It’s not Minecraft that’s important, it’s what goes on behind the scenes

Minecraft has taught me many things since I have been playing and using it in the classroom. Although the game is an important aspect of what we do it is not the most important part. Some would at this stage suggest that it’s the learning that the students are undertaking that is most important. Yes, to a point, but where would this be if I was not learning too? Where would this be if I did not immerse in online environments? Would the learning that the students are doing be the same?

There are many blogs and articles on the Internet that you can access that talk about 21st Century learners and what learning looks like along with the skills that the students need to be learning. I believe we need to look beyond this and look at how we as learners are learning. A blog post by @whatedsaid which can be found at http://whatedsaid.wordpress.com/2013/07/06/10-principles-of-effective-professional-learning/  struck accord with a conversation a colleague and I had last week. My learning impacts on my learners and where I can take them. In a world that is rapidly changing, where we are moving to learning environments that are no longer confined to the boundaries set up by the physical school we need to actively address this as educators and how we are participating beyond the classroom, the school and our system of employment.

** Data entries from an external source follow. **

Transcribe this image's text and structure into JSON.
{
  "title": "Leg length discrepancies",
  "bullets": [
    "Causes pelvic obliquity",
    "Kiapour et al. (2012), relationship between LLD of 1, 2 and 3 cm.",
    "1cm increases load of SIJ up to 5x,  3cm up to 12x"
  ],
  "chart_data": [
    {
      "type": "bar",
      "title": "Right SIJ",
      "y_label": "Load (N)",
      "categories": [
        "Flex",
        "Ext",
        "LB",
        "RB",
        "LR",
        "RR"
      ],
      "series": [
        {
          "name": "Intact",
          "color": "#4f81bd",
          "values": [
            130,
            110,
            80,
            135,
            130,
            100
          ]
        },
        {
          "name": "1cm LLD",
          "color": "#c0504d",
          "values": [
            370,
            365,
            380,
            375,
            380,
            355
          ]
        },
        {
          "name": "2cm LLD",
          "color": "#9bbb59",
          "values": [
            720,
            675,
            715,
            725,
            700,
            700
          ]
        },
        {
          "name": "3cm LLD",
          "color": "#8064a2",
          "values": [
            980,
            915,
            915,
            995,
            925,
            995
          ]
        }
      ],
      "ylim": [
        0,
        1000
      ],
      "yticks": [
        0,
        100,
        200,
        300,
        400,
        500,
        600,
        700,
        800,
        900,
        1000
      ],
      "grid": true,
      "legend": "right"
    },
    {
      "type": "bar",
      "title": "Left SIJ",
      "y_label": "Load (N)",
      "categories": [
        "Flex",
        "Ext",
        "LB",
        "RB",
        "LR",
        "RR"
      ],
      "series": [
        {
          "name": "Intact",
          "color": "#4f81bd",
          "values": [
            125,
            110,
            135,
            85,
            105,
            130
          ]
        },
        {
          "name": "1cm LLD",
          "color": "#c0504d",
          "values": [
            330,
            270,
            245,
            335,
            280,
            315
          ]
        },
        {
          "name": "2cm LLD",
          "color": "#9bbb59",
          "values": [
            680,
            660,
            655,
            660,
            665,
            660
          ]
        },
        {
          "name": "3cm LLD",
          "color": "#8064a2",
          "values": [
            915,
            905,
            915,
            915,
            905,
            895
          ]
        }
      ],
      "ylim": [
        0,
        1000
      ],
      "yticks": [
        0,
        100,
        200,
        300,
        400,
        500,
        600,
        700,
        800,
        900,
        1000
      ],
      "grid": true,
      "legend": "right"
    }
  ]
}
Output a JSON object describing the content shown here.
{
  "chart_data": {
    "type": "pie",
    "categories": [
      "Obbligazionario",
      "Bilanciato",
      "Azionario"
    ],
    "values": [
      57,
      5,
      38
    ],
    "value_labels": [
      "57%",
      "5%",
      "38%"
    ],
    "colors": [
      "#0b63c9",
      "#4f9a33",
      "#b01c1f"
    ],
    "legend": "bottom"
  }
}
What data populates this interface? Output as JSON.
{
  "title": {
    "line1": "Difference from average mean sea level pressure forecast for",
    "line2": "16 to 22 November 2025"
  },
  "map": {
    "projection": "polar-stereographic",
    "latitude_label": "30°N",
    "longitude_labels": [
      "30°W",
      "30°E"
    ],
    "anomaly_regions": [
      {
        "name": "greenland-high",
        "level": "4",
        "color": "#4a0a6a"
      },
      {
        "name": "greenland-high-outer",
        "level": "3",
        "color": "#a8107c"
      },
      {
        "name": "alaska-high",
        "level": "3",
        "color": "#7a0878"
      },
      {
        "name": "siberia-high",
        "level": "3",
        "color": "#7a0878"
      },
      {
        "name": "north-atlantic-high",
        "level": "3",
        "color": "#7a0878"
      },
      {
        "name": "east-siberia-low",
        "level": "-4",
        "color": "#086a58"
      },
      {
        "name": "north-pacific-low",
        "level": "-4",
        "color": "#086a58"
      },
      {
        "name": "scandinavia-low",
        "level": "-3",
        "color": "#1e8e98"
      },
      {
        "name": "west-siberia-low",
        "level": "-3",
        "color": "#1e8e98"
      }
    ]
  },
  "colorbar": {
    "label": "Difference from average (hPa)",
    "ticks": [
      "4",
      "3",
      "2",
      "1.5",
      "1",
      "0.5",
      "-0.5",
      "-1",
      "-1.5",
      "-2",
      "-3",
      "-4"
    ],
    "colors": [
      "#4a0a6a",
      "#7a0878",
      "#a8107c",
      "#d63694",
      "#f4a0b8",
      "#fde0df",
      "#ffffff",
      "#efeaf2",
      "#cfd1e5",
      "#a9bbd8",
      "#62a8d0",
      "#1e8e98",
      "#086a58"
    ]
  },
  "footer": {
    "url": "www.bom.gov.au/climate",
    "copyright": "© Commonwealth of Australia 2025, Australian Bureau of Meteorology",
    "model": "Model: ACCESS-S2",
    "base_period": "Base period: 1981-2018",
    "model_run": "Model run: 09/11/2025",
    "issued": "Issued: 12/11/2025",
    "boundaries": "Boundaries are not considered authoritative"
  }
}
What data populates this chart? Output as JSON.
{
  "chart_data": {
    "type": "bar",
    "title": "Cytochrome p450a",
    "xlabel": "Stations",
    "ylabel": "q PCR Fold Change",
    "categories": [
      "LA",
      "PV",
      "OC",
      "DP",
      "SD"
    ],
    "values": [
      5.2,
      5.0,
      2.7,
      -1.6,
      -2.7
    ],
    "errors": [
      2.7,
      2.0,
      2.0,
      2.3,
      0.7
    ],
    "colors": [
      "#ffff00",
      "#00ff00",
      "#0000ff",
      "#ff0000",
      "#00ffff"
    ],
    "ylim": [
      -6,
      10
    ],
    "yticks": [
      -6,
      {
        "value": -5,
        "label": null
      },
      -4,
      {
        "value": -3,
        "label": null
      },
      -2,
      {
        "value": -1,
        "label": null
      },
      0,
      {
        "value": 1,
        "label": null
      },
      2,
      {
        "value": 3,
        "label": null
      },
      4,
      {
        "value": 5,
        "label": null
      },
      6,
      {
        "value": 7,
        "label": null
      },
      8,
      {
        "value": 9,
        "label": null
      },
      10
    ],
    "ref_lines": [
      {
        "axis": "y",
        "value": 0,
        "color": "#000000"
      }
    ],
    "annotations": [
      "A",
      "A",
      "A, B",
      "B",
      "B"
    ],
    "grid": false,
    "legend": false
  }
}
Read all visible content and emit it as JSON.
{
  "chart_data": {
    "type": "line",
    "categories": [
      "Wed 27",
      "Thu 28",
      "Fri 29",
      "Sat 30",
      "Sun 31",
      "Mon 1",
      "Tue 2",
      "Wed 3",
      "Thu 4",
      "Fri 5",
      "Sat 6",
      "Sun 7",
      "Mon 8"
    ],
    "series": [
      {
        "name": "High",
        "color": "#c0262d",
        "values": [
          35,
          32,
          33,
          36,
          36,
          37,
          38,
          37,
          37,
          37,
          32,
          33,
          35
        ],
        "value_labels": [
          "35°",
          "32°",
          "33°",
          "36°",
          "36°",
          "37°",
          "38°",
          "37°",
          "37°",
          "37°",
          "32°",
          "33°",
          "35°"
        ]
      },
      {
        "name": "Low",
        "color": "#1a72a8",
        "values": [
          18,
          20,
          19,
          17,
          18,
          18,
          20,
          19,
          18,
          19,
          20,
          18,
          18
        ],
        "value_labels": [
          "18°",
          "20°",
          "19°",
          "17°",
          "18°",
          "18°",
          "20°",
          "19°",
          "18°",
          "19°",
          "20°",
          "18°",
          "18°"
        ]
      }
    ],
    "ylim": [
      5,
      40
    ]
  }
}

When I look at what the students are learning in Minecraft it would not be as relevant or as powerful if I, as their teacher, were not participating in active communities. Communities that exist beyond the school I teach in, communities that exit online. Not only are these communities a support to my learning, and hopefully I am to theirs, but they are an access point to opportunities for my students. Just this week I have been reminded of this. The following pic is a conversation that was led by Rhys Cassidy who was our guest tweeter at @EduTweetOz this past week.

Twitter convo

 

At the end of the conversation Rhys has provided me with a couple of links to communities that will prove interesting to explore. This is just a moment that may provide other opportunities, a valuable conversation. You will note from the discussion, in the pic, that my students have collaborated with Nick in NSW and brought about some awesome change. Our connection to Nick has only come about due to the community connected with Massively@Jokaydia. Being involved in this community has led to connections with so many other great people (the list is big so to name would mean I would miss someone, but you can see who they are by checking me out on twitter and google+) who have supported and worked with both myself and my students.

One thing that has been particularly powerful about these connections and communities is the authenticity that they provide for my students and the work that they do. When my students post on our blog at ProjectmistRHS I know that their work will be viewed by others. Their work will receive comments and likes. They will be provided feedback and they will gain even more reason to participate. The really great thing about being involved in educational communities is that these wonderful people are supporting the learning of my students. I know the community and am able to ensure that my students have an understanding of the power of using social media and other Web 2.0 tools in a positive way.